Anna Strong Chronicles 06 - Gesetz der Nacht
Vielleicht als Trost dafür bekommen sie Körper, die ganz außergewöhnlich auf Sex reagieren. Körper, die durch einen Blick, einen Gedanken zu erregen sind. Körper, die während des Akts warm und lebendig werden. Sex überwältigt die Sinne und befreit den Geist von allen Sorgen und Ängsten. Sex ohne Konsequenzen, der uns daran erinnert, wie es sich anfühlte, menschlich zu sein.
Lance ist nicht menschlich. Ich auch nicht. Aber ein paar Minuten lang lieben wir uns, als wären wir es. Keine Bisse, kein Blut. Nur das Gefühl seines Körpers auf mir, in mir. Wir bewegen uns langsam, im Einklang, in einer innigen Umarmung und versuchen den Moment hinauszuzögern, da wir uns nicht mehr zurückhalten können. Er kommt im Pulsieren meines Orgasmus, und als es vorbei ist, flüstert er mir zärtlich etwas ins Ohr. Ich grabe das Gesicht in seine Schulter und habe zu viel Angst, um mir oder ihm einzugestehen, dass ich gehört habe, was er eben gesagt hat. Angst, dass ich genauso empfinden könnte. Angst davor, was das bedeuten würde.

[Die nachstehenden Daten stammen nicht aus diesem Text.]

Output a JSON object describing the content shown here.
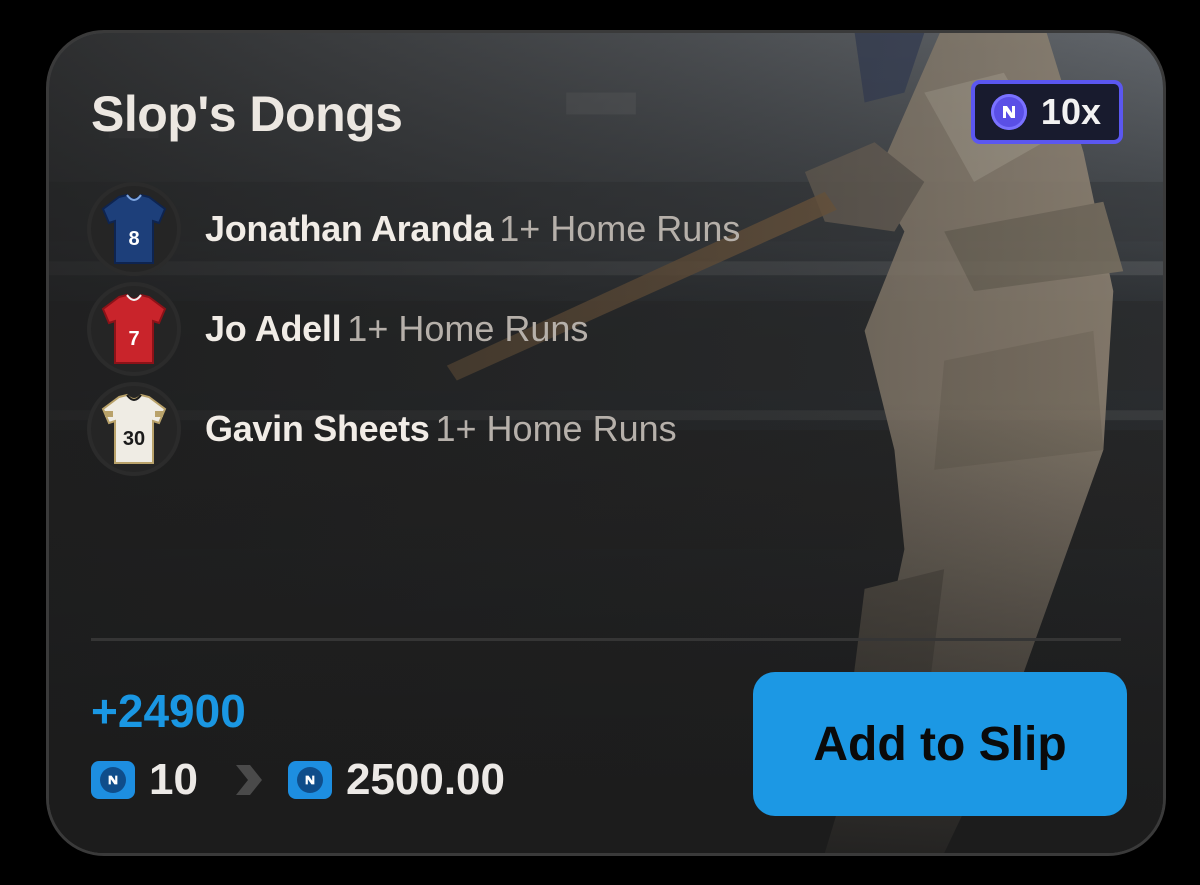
{
  "card": {
    "title": "Slop's Dongs",
    "multiplier": {
      "icon": "n-coin-icon",
      "label": "10x",
      "color": "#5b57f0"
    },
    "legs": [
      {
        "player": "Jonathan Aranda",
        "market": "1+ Home Runs",
        "jersey": {
          "number": "8",
          "color": "#1d3f7a",
          "trim": "#0e2450",
          "num_color": "#ffffff"
        }
      },
      {
        "player": "Jo Adell",
        "market": "1+ Home Runs",
        "jersey": {
          "number": "7",
          "color": "#c9242b",
          "trim": "#8c1218",
          "num_color": "#ffffff"
        }
      },
      {
        "player": "Gavin Sheets",
        "market": "1+ Home Runs",
        "jersey": {
          "number": "30",
          "color": "#efece4",
          "trim": "#b9a26a",
          "num_color": "#1b1b1b"
        }
      }
    ],
    "odds": "+24900",
    "stake": {
      "icon": "token-icon",
      "value": "10"
    },
    "payout": {
      "icon": "token-icon",
      "value": "2500.00"
    },
    "add_button": "Add to Slip",
    "accent": "#1a97e3"
  }
}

Ein paar Minuten, nachdem Lance Adele auf dem Haustelefon angerufen und ihr Bescheid gesagt hat, dass wir wieder unter den Lebenden weilen, klopft sie diskret an die Tür. Natürlich hat er nicht diese Worte gebraucht, aber nicht umsonst nennen die Franzosen den Orgasmus auch la petite mort.
Wir sind inzwischen im Schlafzimmer – einem weiteren riesigen Raum mit mächtigem Mobiliar. Lance hat mir erklärt, dass seine Eltern das Haus vor siebzig Jahren eingerichtet haben. Offensichtlich hatten sie eine Vorliebe für alte Schlösser und Landsitze. Das Haus bedeutet Lance nicht so viel, als dass er Zeit und Geld in eine größere Veränderung investieren wollte, und Adele scheint die Einrichtung nichts auszumachen.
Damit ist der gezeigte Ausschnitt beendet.